There are a lot of regular comedy shows here in Philadelphia, and in our new feature ShowFile (it’s a profile of a show!) we are going to make sure you know a little bit about what is out there for you to enjoy. Our first Shofile is on Rant-O-Wheel, an improvised storytelling show held at Philly Improv Theater at 7:00PM on the first Wednesday of their two-week runs. We asked host Jaime Fountaine some questions about the show.
WITOUT: How long have you been doing Rant-O-Wheel?
Jaime Fountaine: The first Rant-O-Wheel show was held in August 2009, at The Dive, during my Second Stories show. We’d put one on every few months or so, until July of last year, when Greg Maughan gave me the opportunity to do a monthly show at PHIT.
WO: What gave you the idea for the show?
JF: My friend Steve Martinez told me about a game he used to play when he was hanging out with some anarchists (he’s from California). They had a giant wicker wheel into which they’d woven slips of paper with various ideas and issues relating to social justice. You’d spin the wheel and then rant on the topic it had chosen for you. We thought if you shifted it from social change to storytelling, it could be a lot of fun.
WO: Explain the format of the show.
JF: At the beginning of every show, right after I make sure everyone knows what a noun is, I fill up the wheel with audience suggested words. Each contestant spins the wheel three times, and has five minutes to make up a story that includes all three of their words. The only rule is that you can’t use all three words in rapid succession and then expect to talk for another four-and-a-half minutes. Other than that, anything is fair game.
WO:Do you have any favorite moments from your time hosting the show (any especially memorable stories, or surprise guests?)
JF: One the most surprising performers was a man that volunteered under the name “Douche #7” who, instead of telling a story, warbled an off-pitch version of “I Can’t Live (If Living is Without You)”. Then he disappeared into the night.
It usually helps when shows take on themes, whether it’s because I’ve put one in place (like when Steve moved to Baltimore), because the audience has agreed on a certain theme through their noun suggestions, or because of some other factor, like the time the show turned into a hotbed of awkward sexual oversharing that just kept snowballing.
There have been a lot of great stories to come out of the show, although I think my favorite is still the story that grew out of Steve and I trying to finish half a wheel of words by ourselves and turned into the story of how we, the illegitimate children of an itinerant Native American brush salesmen, came to find each other in a desert.

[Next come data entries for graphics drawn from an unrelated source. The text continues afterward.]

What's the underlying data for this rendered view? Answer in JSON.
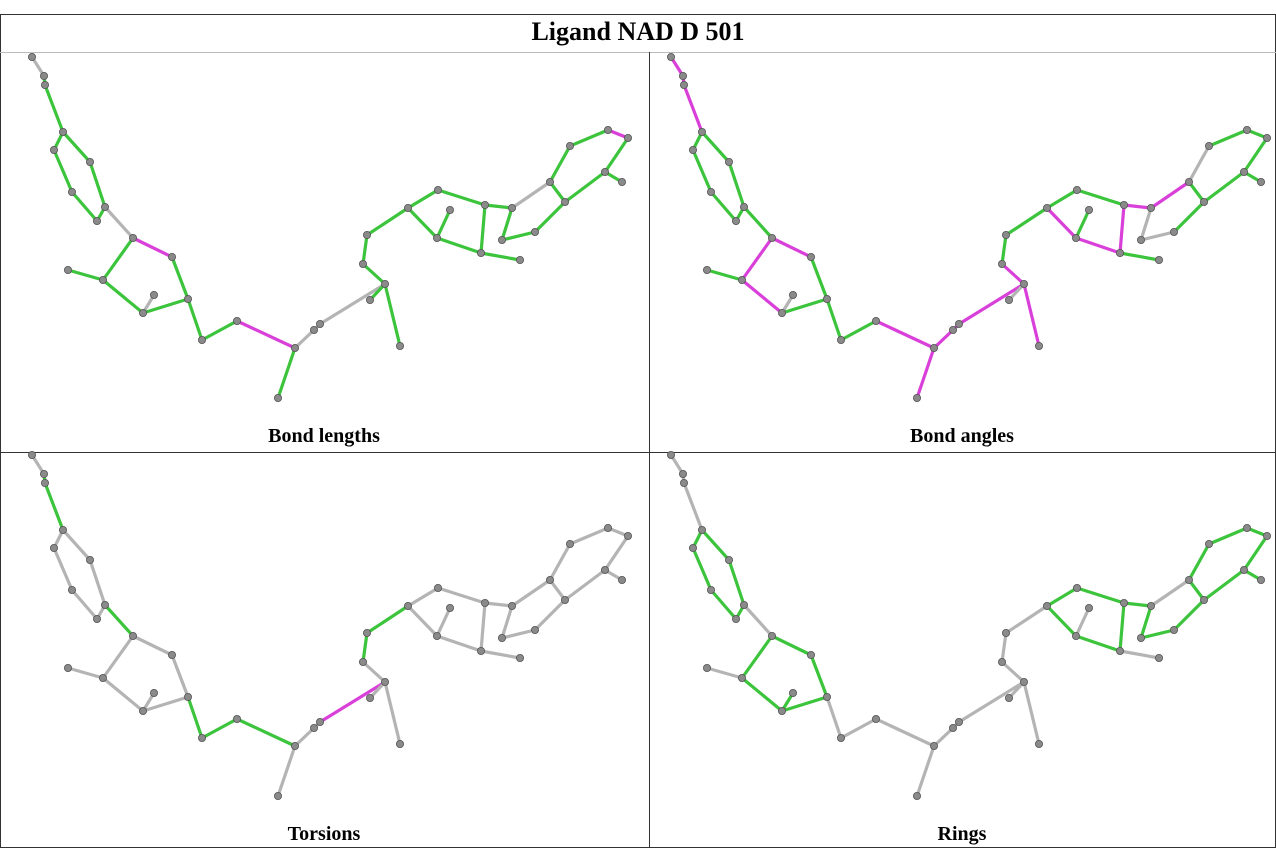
{
  "title": "Ligand NAD D 501",
  "panels": [
    {
      "caption": "Bond lengths"
    },
    {
      "caption": "Bond angles"
    },
    {
      "caption": "Torsions"
    },
    {
      "caption": "Rings"
    }
  ]
}
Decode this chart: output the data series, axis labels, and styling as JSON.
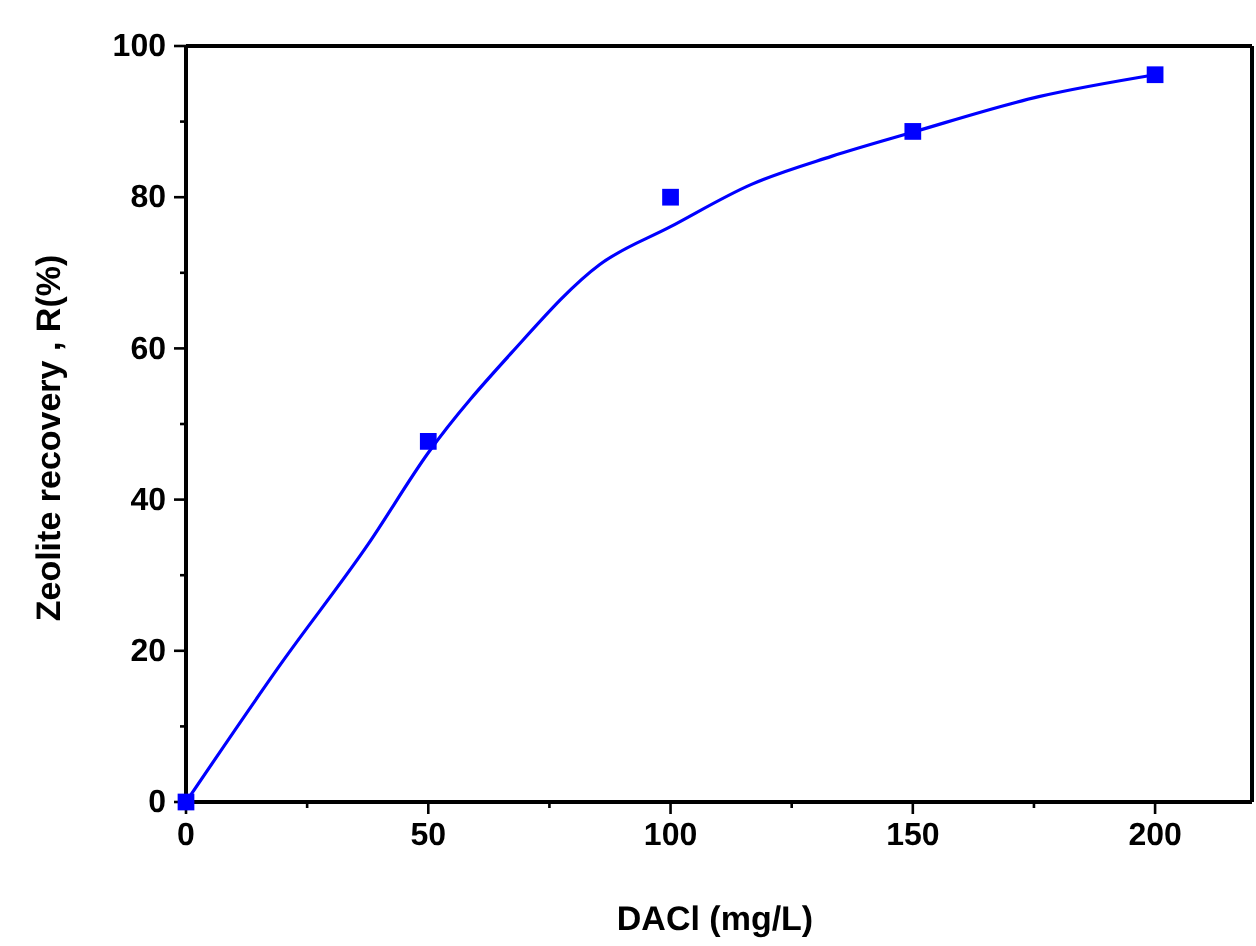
{
  "chart_data": {
    "type": "scatter",
    "xlabel": "DACl (mg/L)",
    "ylabel": "Zeolite recovery , R(%)",
    "xlim": [
      0,
      220
    ],
    "ylim": [
      0,
      100
    ],
    "xticks": [
      0,
      {
        "value": 25,
        "label": null
      },
      50,
      {
        "value": 75,
        "label": null
      },
      100,
      {
        "value": 125,
        "label": null
      },
      150,
      {
        "value": 175,
        "label": null
      },
      200
    ],
    "yticks": [
      0,
      {
        "value": 10,
        "label": null
      },
      20,
      {
        "value": 30,
        "label": null
      },
      40,
      {
        "value": 50,
        "label": null
      },
      60,
      {
        "value": 70,
        "label": null
      },
      80,
      {
        "value": 90,
        "label": null
      },
      100
    ],
    "grid": false,
    "series": [
      {
        "color": "#0000ff",
        "marker": "square",
        "x": [
          0,
          50,
          100,
          150,
          200
        ],
        "values": [
          0,
          47.7,
          80,
          88.7,
          96.2
        ]
      },
      {
        "type": "line",
        "color": "#0000ff",
        "marker": "none",
        "line_style": "solid",
        "x": [
          0,
          19.5,
          37.6,
          50,
          67.3,
          85.4,
          100,
          116.7,
          133.2,
          150,
          176,
          200
        ],
        "values": [
          0,
          18.2,
          34.1,
          46.2,
          59.5,
          71.1,
          76.1,
          81.7,
          85.4,
          88.6,
          93.3,
          96.2
        ]
      }
    ]
  }
}
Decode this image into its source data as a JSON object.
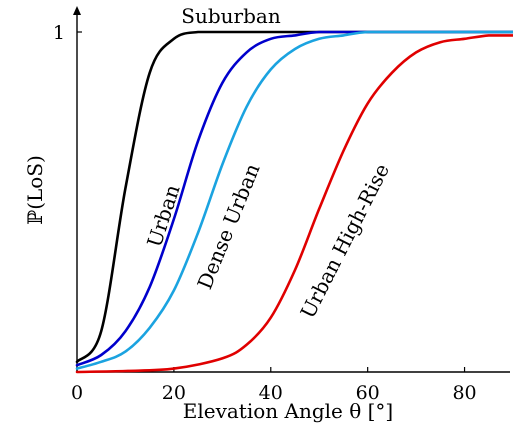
{
  "chart_data": {
    "type": "line",
    "xlabel": "Elevation Angle θ [°]",
    "ylabel": "ℙ(LoS)",
    "xlim": [
      0,
      90
    ],
    "ylim": [
      0,
      1
    ],
    "xticks": [
      0,
      20,
      40,
      60,
      80
    ],
    "yticks": [
      1
    ],
    "grid": false,
    "series": [
      {
        "name": "Suburban",
        "color": "#000000",
        "x": [
          0,
          5,
          10,
          15,
          20,
          25,
          30,
          40,
          50,
          60,
          70,
          80,
          90
        ],
        "y": [
          0.03,
          0.12,
          0.54,
          0.88,
          0.98,
          1.0,
          1.0,
          1.0,
          1.0,
          1.0,
          1.0,
          1.0,
          1.0
        ]
      },
      {
        "name": "Urban",
        "color": "#0000cc",
        "x": [
          0,
          5,
          10,
          15,
          20,
          25,
          30,
          35,
          40,
          45,
          50,
          60,
          70,
          80,
          90
        ],
        "y": [
          0.02,
          0.05,
          0.12,
          0.25,
          0.45,
          0.68,
          0.85,
          0.94,
          0.98,
          0.99,
          1.0,
          1.0,
          1.0,
          1.0,
          1.0
        ]
      },
      {
        "name": "Dense Urban",
        "color": "#1ba3e0",
        "x": [
          0,
          5,
          10,
          15,
          20,
          25,
          30,
          35,
          40,
          45,
          50,
          55,
          60,
          70,
          80,
          90
        ],
        "y": [
          0.01,
          0.03,
          0.06,
          0.13,
          0.24,
          0.41,
          0.61,
          0.78,
          0.89,
          0.95,
          0.98,
          0.99,
          1.0,
          1.0,
          1.0,
          1.0
        ]
      },
      {
        "name": "Urban High-Rise",
        "color": "#e00000",
        "x": [
          0,
          10,
          20,
          30,
          35,
          40,
          45,
          50,
          55,
          60,
          65,
          70,
          75,
          80,
          85,
          90
        ],
        "y": [
          0.0,
          0.003,
          0.01,
          0.04,
          0.08,
          0.16,
          0.3,
          0.48,
          0.65,
          0.79,
          0.88,
          0.94,
          0.97,
          0.98,
          0.99,
          0.99
        ]
      }
    ]
  }
}
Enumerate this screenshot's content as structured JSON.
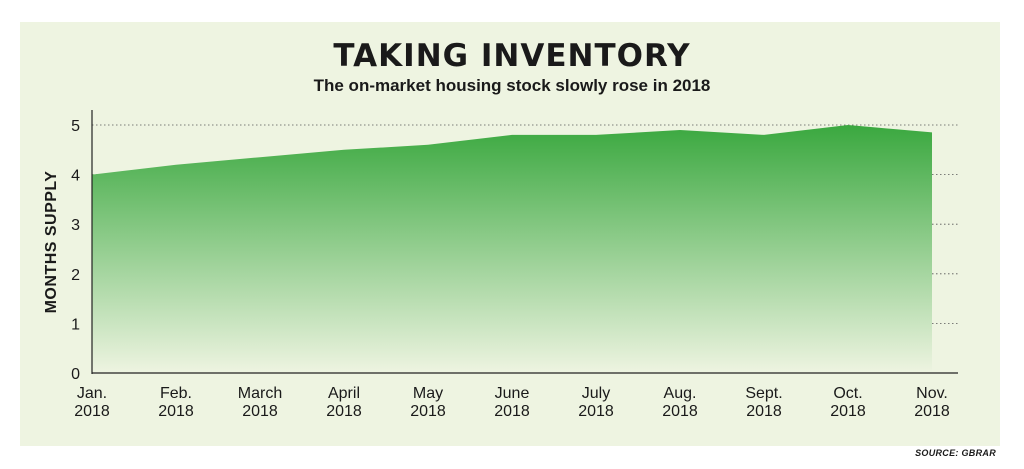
{
  "title": "TAKING INVENTORY",
  "subtitle": "The on-market housing stock slowly rose in 2018",
  "source": "SOURCE: GBRAR",
  "colors": {
    "background": "#eef4e1",
    "area_top": "#3aa83f",
    "area_bottom": "#eef4e1",
    "text": "#1a1a1a"
  },
  "chart_data": {
    "type": "area",
    "title": "TAKING INVENTORY",
    "subtitle": "The on-market housing stock slowly rose in 2018",
    "ylabel": "MONTHS SUPPLY",
    "xlabel": "",
    "categories": [
      [
        "Jan.",
        "2018"
      ],
      [
        "Feb.",
        "2018"
      ],
      [
        "March",
        "2018"
      ],
      [
        "April",
        "2018"
      ],
      [
        "May",
        "2018"
      ],
      [
        "June",
        "2018"
      ],
      [
        "July",
        "2018"
      ],
      [
        "Aug.",
        "2018"
      ],
      [
        "Sept.",
        "2018"
      ],
      [
        "Oct.",
        "2018"
      ],
      [
        "Nov.",
        "2018"
      ]
    ],
    "values": [
      4.0,
      4.2,
      4.35,
      4.5,
      4.6,
      4.8,
      4.8,
      4.9,
      4.8,
      5.0,
      4.85
    ],
    "ylim": [
      0,
      5
    ],
    "yticks": [
      "0",
      "1",
      "2",
      "3",
      "4",
      "5"
    ],
    "grid": "horizontal dotted"
  }
}
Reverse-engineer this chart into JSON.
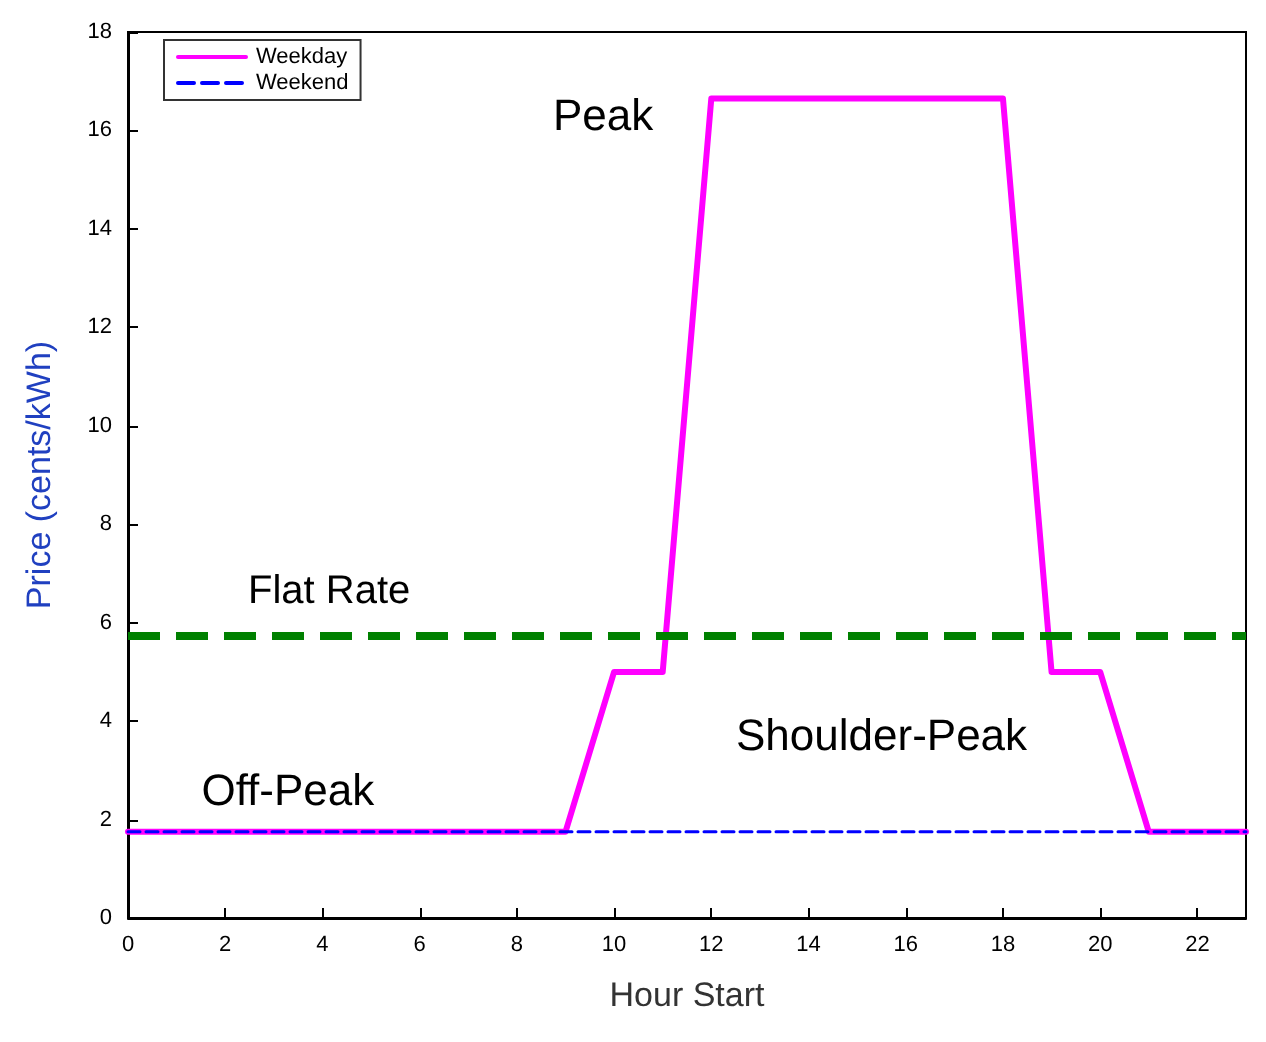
{
  "chart_data": {
    "type": "line",
    "xlabel": "Hour Start",
    "ylabel": "Price (cents/kWh)",
    "xlim": [
      0,
      23
    ],
    "xticks": [
      0,
      2,
      4,
      6,
      8,
      10,
      12,
      14,
      16,
      18,
      20,
      22
    ],
    "ylim": [
      0,
      18
    ],
    "yticks": [
      0,
      2,
      4,
      6,
      8,
      10,
      12,
      14,
      16,
      18
    ],
    "grid": false,
    "legend": "top left",
    "marker": "none",
    "series": [
      {
        "name": "Weekday",
        "color": "#ff00ff",
        "line_style": "solid",
        "x": [
          0,
          9,
          10,
          11,
          12,
          18,
          19,
          20,
          21,
          23
        ],
        "values": [
          1.75,
          1.75,
          5,
          5,
          16.65,
          16.65,
          5,
          5,
          1.75,
          1.75
        ]
      },
      {
        "name": "Weekend",
        "color": "#0000ff",
        "line_style": "dashed",
        "x": [
          0,
          23
        ],
        "values": [
          1.75,
          1.75
        ]
      }
    ],
    "ref_lines": [
      {
        "axis": "y",
        "value": 5.75,
        "label": "Flat Rate",
        "color": "#008000",
        "line_style": "dashed"
      }
    ],
    "annotations": [
      "Peak",
      "Shoulder-Peak",
      "Off-Peak"
    ]
  }
}
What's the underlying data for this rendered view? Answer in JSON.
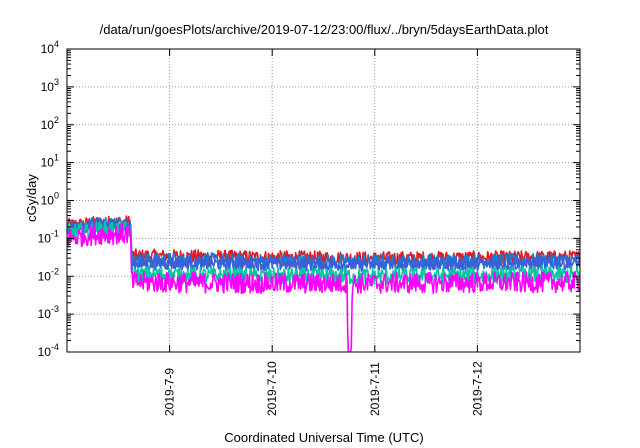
{
  "chart_data": {
    "type": "line",
    "title": "/data/run/goesPlots/archive/2019-07-12/23:00/flux/../bryn/5daysEarthData.plot",
    "xlabel": "Coordinated Universal Time (UTC)",
    "ylabel": "cGy/day",
    "yscale": "log",
    "ylim_exponent": [
      -4,
      4
    ],
    "y_ticks": [
      {
        "base": "10",
        "exp": "-4"
      },
      {
        "base": "10",
        "exp": "-3"
      },
      {
        "base": "10",
        "exp": "-2"
      },
      {
        "base": "10",
        "exp": "-1"
      },
      {
        "base": "10",
        "exp": "0"
      },
      {
        "base": "10",
        "exp": "1"
      },
      {
        "base": "10",
        "exp": "2"
      },
      {
        "base": "10",
        "exp": "3"
      },
      {
        "base": "10",
        "exp": "4"
      }
    ],
    "xlim_days": [
      0,
      5
    ],
    "x_ticks": [
      {
        "label": "2019-7-9",
        "day": 1.0
      },
      {
        "label": "2019-7-10",
        "day": 2.0
      },
      {
        "label": "2019-7-11",
        "day": 3.0
      },
      {
        "label": "2019-7-12",
        "day": 4.0
      }
    ],
    "grid": true,
    "legend": "none",
    "series": [
      {
        "color": "#e41a1c",
        "points": [
          [
            0,
            0.22
          ],
          [
            0.3,
            0.26
          ],
          [
            0.62,
            0.27
          ],
          [
            0.63,
            0.035
          ],
          [
            2.0,
            0.032
          ],
          [
            3.0,
            0.03
          ],
          [
            4.0,
            0.031
          ],
          [
            5,
            0.032
          ]
        ],
        "noise": 0.35
      },
      {
        "color": "#1f77d0",
        "points": [
          [
            0,
            0.2
          ],
          [
            0.3,
            0.24
          ],
          [
            0.62,
            0.25
          ],
          [
            0.63,
            0.027
          ],
          [
            2.0,
            0.025
          ],
          [
            3.0,
            0.024
          ],
          [
            4.0,
            0.025
          ],
          [
            5,
            0.026
          ]
        ],
        "noise": 0.4
      },
      {
        "color": "#3a5fd8",
        "points": [
          [
            0,
            0.18
          ],
          [
            0.3,
            0.22
          ],
          [
            0.62,
            0.23
          ],
          [
            0.63,
            0.022
          ],
          [
            2.0,
            0.021
          ],
          [
            3.0,
            0.02
          ],
          [
            4.0,
            0.021
          ],
          [
            5,
            0.022
          ]
        ],
        "noise": 0.35
      },
      {
        "color": "#00c8a0",
        "points": [
          [
            0,
            0.14
          ],
          [
            0.3,
            0.17
          ],
          [
            0.62,
            0.17
          ],
          [
            0.63,
            0.011
          ],
          [
            2.0,
            0.01
          ],
          [
            3.0,
            0.01
          ],
          [
            4.0,
            0.0105
          ],
          [
            5,
            0.011
          ]
        ],
        "noise": 0.45
      },
      {
        "color": "#ff00ff",
        "points": [
          [
            0,
            0.1
          ],
          [
            0.3,
            0.13
          ],
          [
            0.62,
            0.13
          ],
          [
            0.63,
            0.007
          ],
          [
            2.0,
            0.0065
          ],
          [
            2.73,
            0.0065
          ],
          [
            2.74,
            0.0001
          ],
          [
            2.77,
            0.0001
          ],
          [
            2.78,
            0.0065
          ],
          [
            3.0,
            0.0065
          ],
          [
            4.0,
            0.0068
          ],
          [
            5,
            0.007
          ]
        ],
        "noise": 0.55
      }
    ]
  }
}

WO: What are the elements that make up a good Rant-O-Wheel story?
JF: Confidence, whether or not you’re faking it, is key. If you believe that you can sell a story about scalpings, vacuum cleaner repair, and Walla Walla, Washington, the audience is much more likely to go along with you. Some people find it easier to go up there with the framework of a real-life experience or an existing story (like The Little Mermaidor Blood Meridian), but it’s not necessary. It can also help to be a little, but not overly drunk. It helps with bravado.
WO: What is it about comedic storytelling that you love? What about it is different from other types of comedy?
JF: I’m a writer more than I’m a comedian. Even when I’m doing comedy, it’s more a character telling a story than straightforward jokes. I’m a lot more interested in the backstory than I am the set-up and punchline, laying down an entire universe for the audience, and then trying to convince them to live in it for five minutes. Some people can do that with jokes, which I admire, but I need the space to sprawl out.
The Rant-O-Wheel format is especially exciting, because it’s about beating the limitations of a few words and a few minutes. It’s not exactly the stuff of OuLiPo, but it’s in a similar spirit – that a lot of fascinating things can still come out of a very controlled environment.
Since the show really depends on audience participation, the show is audience-driven in a very different way than a lot of other comedy shows. They don’t just set the tone; they’re the impetus for the entertainment. Everyone is responsible.